“So where did I dispose of it?” Dean asked.
Not a trash can—the police might look there. I forced myself to back up, to walk through it step by step. You make your way through the crowd—to Aaron. You come up behind him. You slice the knife across his neck—quick. No hesitation. No remorse. You peel the plastic off, drop the blade.
Thirty seconds.
Forty seconds.
How long has it been? How long do you have to make your way back to where you were when the lights went out?
You push your way through the crowd.
“The crowd,” I said out loud.
Dean understood before the others. “If I’m a killer who thinks of every contingency, I don’t throw the evidence away. I let someone else do it for me….”
“Preferably after they get home,” I finished.
“He planted the evidence on someone,” Lia translated. “If I’m his mark, and I get home and find a plastic bag in my pocket? I throw it away.”
“Unless it has blood on it,” Sloane said. “A drop, a smear…”
I saw the web of possibilities, the way this played out. “Depending on who you are, you might call the police.” I considered a second possibility. “Or you might burn it.”
There was a beat of saturated silence, brimming with the things none of us would say. If we don’t find it, if we don’t find the person who has it…
Our killer would win.
“We need Beau’s trajectory.” Sloane tapped the pad of her thumb across each of her fingers, one after the other, again and again as she spoke. “Point A to point B to point C. How did he get there? Who did he pass?”
Before. After. Before. After. Sloane went back to switching from one still image to the next. “There are at least nine unique paths with a likelihood greater than seven percent. If I isolate the length and angle of the suspect’s stride after the lights came back on…” Sloane stopped talking, lost to the numbers in her head.
The rest of us waited.
And waited.
Tears welled in Sloane’s eyes. I knew her—I knew her brain was racing, and I knew that number after number, calculation after calculation, all she could see was Aaron’s face. His empty eyes. The shirt he’d bought her.
I wanted him to like me, she’d told me.
“Don’t look at Beau.” Lia broke the silence in the room. She caught Sloane’s gaze and held it. “When you’re looking for a lie, sometimes you look at the liar, and sometimes you look at everyone else. The better the liar, the better the chance that your tell is going to come from someone else. When you’re dealing with a group, you don’t always watch the person speaking. You watch the worst liar in the room.” Lia leaned back on the heels of her hands, the casual posture belied by the intensity in her voice. “Don’t look at the suspect, Sloane.”
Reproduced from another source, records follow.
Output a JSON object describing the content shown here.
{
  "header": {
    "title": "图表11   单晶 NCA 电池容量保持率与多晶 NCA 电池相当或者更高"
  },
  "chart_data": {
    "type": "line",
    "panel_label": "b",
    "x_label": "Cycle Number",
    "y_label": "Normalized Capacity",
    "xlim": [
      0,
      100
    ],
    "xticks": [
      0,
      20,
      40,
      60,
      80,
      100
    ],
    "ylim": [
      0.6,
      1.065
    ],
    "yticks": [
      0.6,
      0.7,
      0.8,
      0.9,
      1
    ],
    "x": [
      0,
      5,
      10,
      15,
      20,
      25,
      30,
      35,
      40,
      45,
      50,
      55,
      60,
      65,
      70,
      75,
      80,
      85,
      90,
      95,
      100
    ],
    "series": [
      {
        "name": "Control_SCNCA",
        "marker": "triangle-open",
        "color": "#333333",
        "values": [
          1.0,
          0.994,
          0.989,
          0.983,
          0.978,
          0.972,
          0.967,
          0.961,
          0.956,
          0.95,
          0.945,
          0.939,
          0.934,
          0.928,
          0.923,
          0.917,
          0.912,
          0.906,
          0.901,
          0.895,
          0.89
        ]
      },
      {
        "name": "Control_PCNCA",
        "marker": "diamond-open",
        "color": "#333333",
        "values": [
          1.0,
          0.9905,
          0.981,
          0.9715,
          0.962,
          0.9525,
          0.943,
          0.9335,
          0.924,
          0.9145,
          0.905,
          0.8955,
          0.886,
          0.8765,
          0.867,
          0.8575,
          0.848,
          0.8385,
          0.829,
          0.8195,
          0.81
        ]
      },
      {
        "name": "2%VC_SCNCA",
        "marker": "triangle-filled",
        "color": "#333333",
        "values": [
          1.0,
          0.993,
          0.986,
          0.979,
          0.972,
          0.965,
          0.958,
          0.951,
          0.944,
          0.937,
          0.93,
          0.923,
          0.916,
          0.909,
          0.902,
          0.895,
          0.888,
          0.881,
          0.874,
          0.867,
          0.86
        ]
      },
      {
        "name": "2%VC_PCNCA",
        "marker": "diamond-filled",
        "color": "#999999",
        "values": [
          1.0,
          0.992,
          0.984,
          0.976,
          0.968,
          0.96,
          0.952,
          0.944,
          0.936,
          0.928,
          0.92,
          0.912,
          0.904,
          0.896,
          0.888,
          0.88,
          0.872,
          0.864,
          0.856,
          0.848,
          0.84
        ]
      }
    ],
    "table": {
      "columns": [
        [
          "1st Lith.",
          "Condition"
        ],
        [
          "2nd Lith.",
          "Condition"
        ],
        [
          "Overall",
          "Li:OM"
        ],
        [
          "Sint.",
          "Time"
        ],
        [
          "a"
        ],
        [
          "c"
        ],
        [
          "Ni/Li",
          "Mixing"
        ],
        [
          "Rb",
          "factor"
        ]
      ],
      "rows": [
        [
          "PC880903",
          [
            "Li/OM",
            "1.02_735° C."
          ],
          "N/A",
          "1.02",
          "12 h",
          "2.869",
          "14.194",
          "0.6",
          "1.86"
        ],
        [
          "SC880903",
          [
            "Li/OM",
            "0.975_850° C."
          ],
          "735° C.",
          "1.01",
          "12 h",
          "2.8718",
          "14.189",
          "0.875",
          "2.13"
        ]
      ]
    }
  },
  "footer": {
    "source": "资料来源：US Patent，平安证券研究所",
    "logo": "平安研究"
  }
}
Lia might have been trying to spare Sloane from looking—again and again—at Beau, knowing what he’d done to Aaron, but it was good advice. I could see the exact moment it took hold in Sloane’s mind.
Don’t look at the suspect. Look at everyone else.
“Crowds move,” Sloane said, her voice going up in pitch as she gathered steam. “When someone works their way through a crowd, people move. If I can isolate the migration patterns during the blackout…” Her eyes darted side to side. Scanning the footage, she sent the still images to the printer. Before. After. Her fingers grappled for a pen. She looked from the footage to the images and back again, uncapping the pen and circling clusters of people. “Controlling for baseline movements, with a margin of error for individual differences in response to chaos, there are gaps here, here, and here, with slight but consistent movement northwest and southeast among each cluster.” Sloane drew a path from Aaron’s body to Beau’s final position, then ran her finger back over the path she’d drawn.
You drop the knife. You make your way back through the crowd, light on your feet, never hesitating, never stopping.
“Pretend you’re picking pockets,” Dean told Lia, his gaze fixed on the path Sloane had drawn. “Who are your easy marks?”
“I’m insulted you think I would know,” Lia replied, not sounding insulted in the least. She brought her fingertip to the image and tapped one long, painted nail against first one person, then two more. “One, two, and three,” Lia said. “If I were picking pockets, those would be my marks.”
You’re weaving through the crowd. It’s dark. Chaotic. People are fumbling for their cell phones. You keep your head down. There’s no room for hesitation. No room for mistakes.
I looked at the three people Lia had indicated. You just killed a man, and you’re going to let someone else dispose of the evidence. From the beginning, I’d seen our UNSUB as a planner, a manipulator. You knew exactly which mark to choose.
“That one.” I pointed to the second of the two marks Lia had chosen. Late twenties. Male. Wearing a suit jacket. Mouth pursed in distaste.